Things get dicey for Cassian (Diego Luna) & Co. in the third episode of Andor, a show that’s already carving out a place for itself in Star Wars lore.
If it wasn’t obvious from the second episode, Andor Episode 3 makes it crystal clear that Luthen (Stellan Skarsgård) is the buyer Cassian wants to meet. Luthen lands on Ferrix and meets up with Bix (Adria Arjona). They discuss the warrant out for Cassian, but Luthen assures that her Pre-Mor doesn’t have enough information on Cassian for them to worry.
Meanwhile, Pre-Mor security is readying to land on Ferrix and go on the hunt. They arrive at Maarva’s (Fiona Shaw) house, but Cassian is nowhere to be found. Syril (Kyle Soller) tries to intimidate B2EMO (Dave Chapman); unfortunately, Cassian begins transmitting through the droid right then. They track him to the east where he’s meeting up with Luthen.
Together, the two men discuss the part Cassian has come to sell him, but Luthen insists on knowing how he procured this rare piece. He’s clearly curious about Cassian as well, and Cassian’s answer – that you can walk in and take whatever you want from Imperials because they’re too arrogant to realize it – only increases his curiosity. It’s here that Luthen’s anger at the Empire and anti-Empire agenda are revealed. It seems he’s a rebel – and he wants to recruit Cassian.
As Pre-Mor marches through town, the townsfolk begin to beat metal on metal. “What is all this?” Syril asks another Pre-Mor guard. “Intimidation, sir. Bluff and bluster,” the other man replies. But it’s an effective tactic; the townsfolk know to close up shop and avoid the guards.
Back at the meeting spot, Cassian and Luthen realize they’re surrounded. Luthen put mini-bombs on the doors, but, before making their escape, Cassian realizes they left the part he came to sell. A firefight breaks out. Although Andor Episodes 1 and 2 might have been a little slow for a Star War, it’s clear that the writers were building suspense to set up a satisfying pay-off for this episode’s shoot-out. (Evidently this is something of a trope for the Star Wars TV universe.)
Bix figures out that Timm (James McArdle) turned Cassian in and she’s rightly upset. Later, the guards catch her and rough her up; when Timm tries to rescue her, he’s shot dead. It could be a flat “good riddance” moment, but Bix is distraught at his death, and her reaction shows the complexity of the situation.
The Pre-Mor guards wait for Cassian and Luthen. Syril, who’s also lying in wait, gets ambushed by Cassian, who breaks Syril’s comm. Luthen wants to kill him, but Cassian refrains, leaving Syril gagged instead.

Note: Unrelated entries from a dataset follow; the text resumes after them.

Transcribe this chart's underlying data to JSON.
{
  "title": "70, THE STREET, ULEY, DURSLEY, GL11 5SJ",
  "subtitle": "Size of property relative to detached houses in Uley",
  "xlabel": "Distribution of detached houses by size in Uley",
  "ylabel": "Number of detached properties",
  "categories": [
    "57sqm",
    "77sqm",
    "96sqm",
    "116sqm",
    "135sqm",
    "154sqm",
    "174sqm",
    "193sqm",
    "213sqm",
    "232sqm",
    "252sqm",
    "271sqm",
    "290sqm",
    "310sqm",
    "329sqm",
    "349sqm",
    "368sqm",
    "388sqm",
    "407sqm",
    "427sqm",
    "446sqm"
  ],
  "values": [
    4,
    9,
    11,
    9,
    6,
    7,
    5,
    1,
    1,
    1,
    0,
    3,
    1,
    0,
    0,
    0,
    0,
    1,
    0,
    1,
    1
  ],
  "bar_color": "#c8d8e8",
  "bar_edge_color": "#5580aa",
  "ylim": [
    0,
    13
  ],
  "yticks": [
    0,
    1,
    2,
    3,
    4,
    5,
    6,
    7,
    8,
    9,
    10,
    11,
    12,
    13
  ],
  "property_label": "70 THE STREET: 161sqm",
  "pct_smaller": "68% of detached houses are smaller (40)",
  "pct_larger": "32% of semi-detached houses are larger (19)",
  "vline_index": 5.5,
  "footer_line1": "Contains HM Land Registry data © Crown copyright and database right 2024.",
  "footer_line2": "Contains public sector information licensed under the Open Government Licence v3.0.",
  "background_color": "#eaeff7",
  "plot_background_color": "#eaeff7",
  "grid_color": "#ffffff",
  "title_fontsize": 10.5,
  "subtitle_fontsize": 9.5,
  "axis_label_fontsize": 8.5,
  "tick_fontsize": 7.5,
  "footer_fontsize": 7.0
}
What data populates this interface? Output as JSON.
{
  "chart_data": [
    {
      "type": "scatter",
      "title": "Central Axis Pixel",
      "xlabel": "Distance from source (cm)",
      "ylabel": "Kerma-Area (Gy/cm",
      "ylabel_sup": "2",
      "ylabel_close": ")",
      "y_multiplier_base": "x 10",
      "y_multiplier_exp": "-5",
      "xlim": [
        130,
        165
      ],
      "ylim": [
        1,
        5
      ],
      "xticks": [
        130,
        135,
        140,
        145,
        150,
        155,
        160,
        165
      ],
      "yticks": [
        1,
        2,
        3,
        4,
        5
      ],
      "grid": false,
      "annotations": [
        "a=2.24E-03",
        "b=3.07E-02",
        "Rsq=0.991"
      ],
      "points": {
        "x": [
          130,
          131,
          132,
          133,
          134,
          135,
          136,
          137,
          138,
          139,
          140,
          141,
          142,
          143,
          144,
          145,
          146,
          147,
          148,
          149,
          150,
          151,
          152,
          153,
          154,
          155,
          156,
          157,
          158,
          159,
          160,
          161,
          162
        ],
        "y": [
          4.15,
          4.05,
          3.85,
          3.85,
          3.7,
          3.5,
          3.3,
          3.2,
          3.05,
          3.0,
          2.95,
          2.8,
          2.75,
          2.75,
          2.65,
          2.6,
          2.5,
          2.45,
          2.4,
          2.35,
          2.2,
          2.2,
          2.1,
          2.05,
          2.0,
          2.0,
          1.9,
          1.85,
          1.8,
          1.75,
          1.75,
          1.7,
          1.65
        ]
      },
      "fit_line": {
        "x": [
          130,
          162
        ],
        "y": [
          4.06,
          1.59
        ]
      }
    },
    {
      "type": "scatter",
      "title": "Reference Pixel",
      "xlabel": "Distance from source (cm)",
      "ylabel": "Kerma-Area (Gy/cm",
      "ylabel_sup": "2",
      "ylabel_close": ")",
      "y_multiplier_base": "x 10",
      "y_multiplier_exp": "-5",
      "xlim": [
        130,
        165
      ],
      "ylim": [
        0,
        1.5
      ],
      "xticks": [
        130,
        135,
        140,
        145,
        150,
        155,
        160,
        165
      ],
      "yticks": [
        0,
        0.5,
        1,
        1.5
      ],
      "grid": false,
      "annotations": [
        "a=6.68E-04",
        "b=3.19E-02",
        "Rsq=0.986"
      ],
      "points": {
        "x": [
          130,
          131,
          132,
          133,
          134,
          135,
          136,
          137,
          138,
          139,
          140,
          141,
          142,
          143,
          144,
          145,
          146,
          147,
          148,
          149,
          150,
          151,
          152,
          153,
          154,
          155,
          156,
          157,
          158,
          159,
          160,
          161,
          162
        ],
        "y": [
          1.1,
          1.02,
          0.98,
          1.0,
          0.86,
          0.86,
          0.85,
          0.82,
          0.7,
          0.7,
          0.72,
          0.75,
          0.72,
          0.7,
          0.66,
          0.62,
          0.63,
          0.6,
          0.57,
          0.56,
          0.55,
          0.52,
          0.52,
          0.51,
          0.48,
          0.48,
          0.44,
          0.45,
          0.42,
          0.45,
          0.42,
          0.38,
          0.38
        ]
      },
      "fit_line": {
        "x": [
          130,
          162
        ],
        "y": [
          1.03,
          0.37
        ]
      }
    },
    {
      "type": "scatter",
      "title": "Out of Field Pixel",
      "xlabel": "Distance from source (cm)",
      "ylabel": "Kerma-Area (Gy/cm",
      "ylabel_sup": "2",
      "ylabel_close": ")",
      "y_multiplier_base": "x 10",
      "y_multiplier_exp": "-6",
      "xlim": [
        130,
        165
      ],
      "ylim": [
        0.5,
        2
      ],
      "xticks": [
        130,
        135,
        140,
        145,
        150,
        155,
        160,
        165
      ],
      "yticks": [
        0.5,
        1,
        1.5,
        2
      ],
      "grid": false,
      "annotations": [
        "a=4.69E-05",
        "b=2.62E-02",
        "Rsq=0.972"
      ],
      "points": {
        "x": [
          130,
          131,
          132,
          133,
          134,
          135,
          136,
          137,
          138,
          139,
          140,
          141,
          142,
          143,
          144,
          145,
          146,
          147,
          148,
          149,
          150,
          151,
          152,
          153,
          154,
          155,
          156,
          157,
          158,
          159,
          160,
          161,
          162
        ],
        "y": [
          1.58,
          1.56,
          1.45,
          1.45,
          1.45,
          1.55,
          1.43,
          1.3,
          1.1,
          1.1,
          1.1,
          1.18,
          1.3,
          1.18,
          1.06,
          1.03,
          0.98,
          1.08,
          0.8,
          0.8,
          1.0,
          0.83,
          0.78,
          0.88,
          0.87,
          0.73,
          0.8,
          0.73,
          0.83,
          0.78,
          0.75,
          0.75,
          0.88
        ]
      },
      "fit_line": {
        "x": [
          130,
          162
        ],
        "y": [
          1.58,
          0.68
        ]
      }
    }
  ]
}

All of a sudden, a vehicle swerves out into the street, taking heavy fire from the guards. It flips and explodes into a fireball; off in the distance, Luthen and Cassian steer a speeder bike to safety. Syril, stunned by his own failure, can only stand in the dust and smoke.
Andor Episode 3’s flashbacks help to fill us in the origins of Cassian’s relationship with Maarva. As a boy, Cassian (Antonio Viña) investigates what appears to be the downed ship. He runs into a younger Maarva and her husband Clem (Gary Beadle), both scavengers looking for parts. Cassian is destroying the control room when they find him. The boy raises his blow gun at them, and Clem wants to just leave him to his destruction, but Maarva insists on trying to help him. She gives Cassian a sedative and carries him away.
The final shots of Andor Episode 3 mix past and present. As a boy on Maarva and Clem’s ship, Cassian looks toward the sunlight streaming through the window. As an adult, he does the same thing on the ship Luthen pilots. The child flees the Empire toward a new life; the man sets off on a new journey to take that same Empire on.
This was a great episode in terms of both pacing and furthering characterization and plot. It packed a strong punch without sacrificing nuanced development. Andor Episode 3 is a further step in the right direction for the show’s spy-thriller tone, and it’s equally compelling to see Cassian start on the path that will guide him toward his destiny as a rebellion hero.